Mila ondertussen publiceerde woensdag een boek over haar penibele toestand. Het heet Je suis le prix de votre liberté (Ik ben de prijs van uw vrijheid). Ze blijkt heel behoorlijk te schrijven en vereffent een paar rekeningen. Zo haalt zij onder andere uit naar Mohamed Zekri, de voorzitter van de grootste koepel van islamitische organisaties CFCM en als zodanig de stem van de gematigde moslims in Frankrijk. Zekri zei over Mila: ‘Wie wind zaait zal storm oogsten. Ze mag kritiek hebben, maar zij moet de consequenties van wat zij heeft gezegd, accepteren.’

Ook de laffe oud-minister van justitie Nicole Belloubet krijgt van onder uit de zak. Belloubet suggereerde dat het beledigen van een religie niet zou mogen, omdat dit ‘een aantasting van de gewetensvrijheid’ is.

‘Men heeft van mij de schande van dit volk willen maken’, schrijft Mila. ‘Maar dit volk zou zich moeten schamen dat het mij heeft overgeleverd aan een wilde meute.’

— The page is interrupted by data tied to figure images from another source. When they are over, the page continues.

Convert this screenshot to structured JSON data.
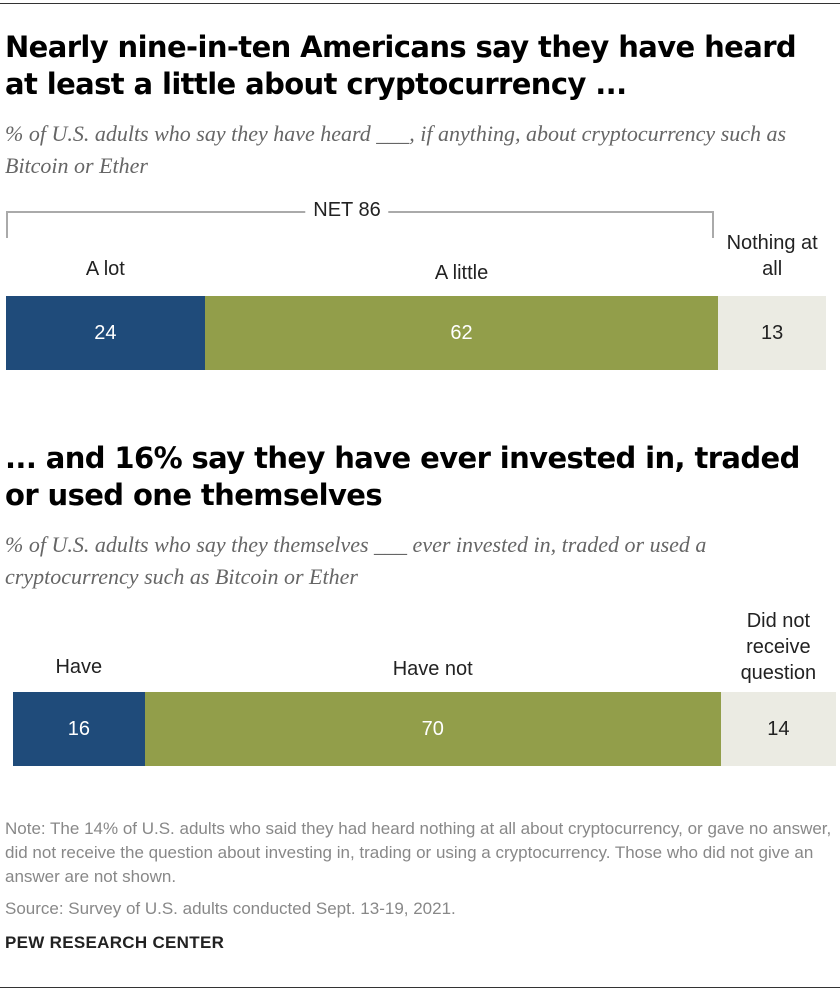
{
  "colors": {
    "a": "#1f4b7a",
    "b": "#929e4a",
    "c": "#ebebe3"
  },
  "chart_data": [
    {
      "type": "bar",
      "orientation": "horizontal-stacked",
      "title": "Nearly nine-in-ten Americans say they have heard at least a little about cryptocurrency ...",
      "subtitle": "% of U.S. adults who say they have heard ___, if anything, about cryptocurrency such as Bitcoin or Ether",
      "net_label": "NET 86",
      "series": [
        {
          "name": "A lot",
          "value": 24
        },
        {
          "name": "A little",
          "value": 62
        },
        {
          "name": "Nothing at all",
          "value": 13
        }
      ]
    },
    {
      "type": "bar",
      "orientation": "horizontal-stacked",
      "title": "... and 16% say they have ever invested in, traded or used one themselves",
      "subtitle": "% of U.S. adults who say they themselves ___ ever invested in, traded or used a cryptocurrency such as Bitcoin or Ether",
      "series": [
        {
          "name": "Have",
          "value": 16
        },
        {
          "name": "Have not",
          "value": 70
        },
        {
          "name": "Did not receive question",
          "value": 14
        }
      ]
    }
  ],
  "note": "Note: The 14% of U.S. adults who said they had heard nothing at all about cryptocurrency, or gave no answer, did not receive the question about investing in, trading or using a cryptocurrency. Those who did not give an answer are not shown.",
  "source": "Source: Survey of U.S. adults conducted Sept. 13-19, 2021.",
  "brand": "PEW RESEARCH CENTER"
}
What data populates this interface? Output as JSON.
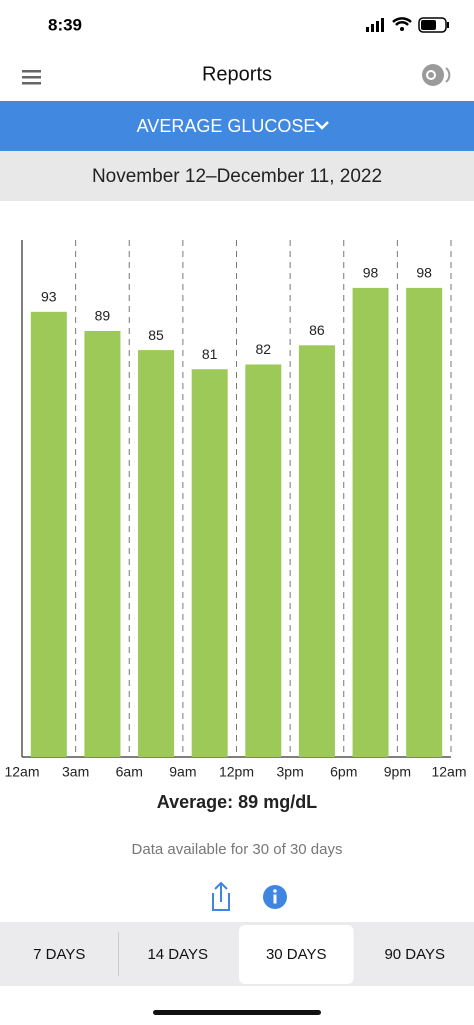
{
  "status_bar": {
    "time": "8:39"
  },
  "header": {
    "title": "Reports"
  },
  "report_selector": {
    "label": "AVERAGE GLUCOSE"
  },
  "date_range": "November 12–December 11, 2022",
  "chart_data": {
    "type": "histogram",
    "bins": [
      "12am",
      "3am",
      "6am",
      "9am",
      "12pm",
      "3pm",
      "6pm",
      "9pm",
      "12am"
    ],
    "values": [
      93,
      89,
      85,
      81,
      82,
      86,
      98,
      98
    ],
    "color": "#9cc957",
    "ylim": [
      0,
      108
    ]
  },
  "summary": {
    "average": "Average: 89 mg/dL",
    "availability": "Data available for 30 of 30 days"
  },
  "tabs": {
    "items": [
      "7 DAYS",
      "14 DAYS",
      "30 DAYS",
      "90 DAYS"
    ],
    "selected": 2
  }
}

Iedereen die meent dat zij haat zaait en haar mond moet houden, wijst Mila er op dat het niet leuk of spannend is om half ondergedoken bestaan te leiden. “Men heeft mij aangevallen, ik verdedig mijzelf alleen maar. Ik reageer op geweld, provoceer niet. Men probeert me steeds te verleiden tot een eventuele ontsporing. Zodat men kan zeggen: kijk eens wat ze nu weer heeft gezegd! Zo wordt de bewijslast omgedraaid, men beschuldigt mij er van dat ik verantwoordelijk ben voor dit mechanisme van de haat. Terwijl de razernij van de radicale islam mij mijn vrijheid en mijn jeugd heeft gestolen.’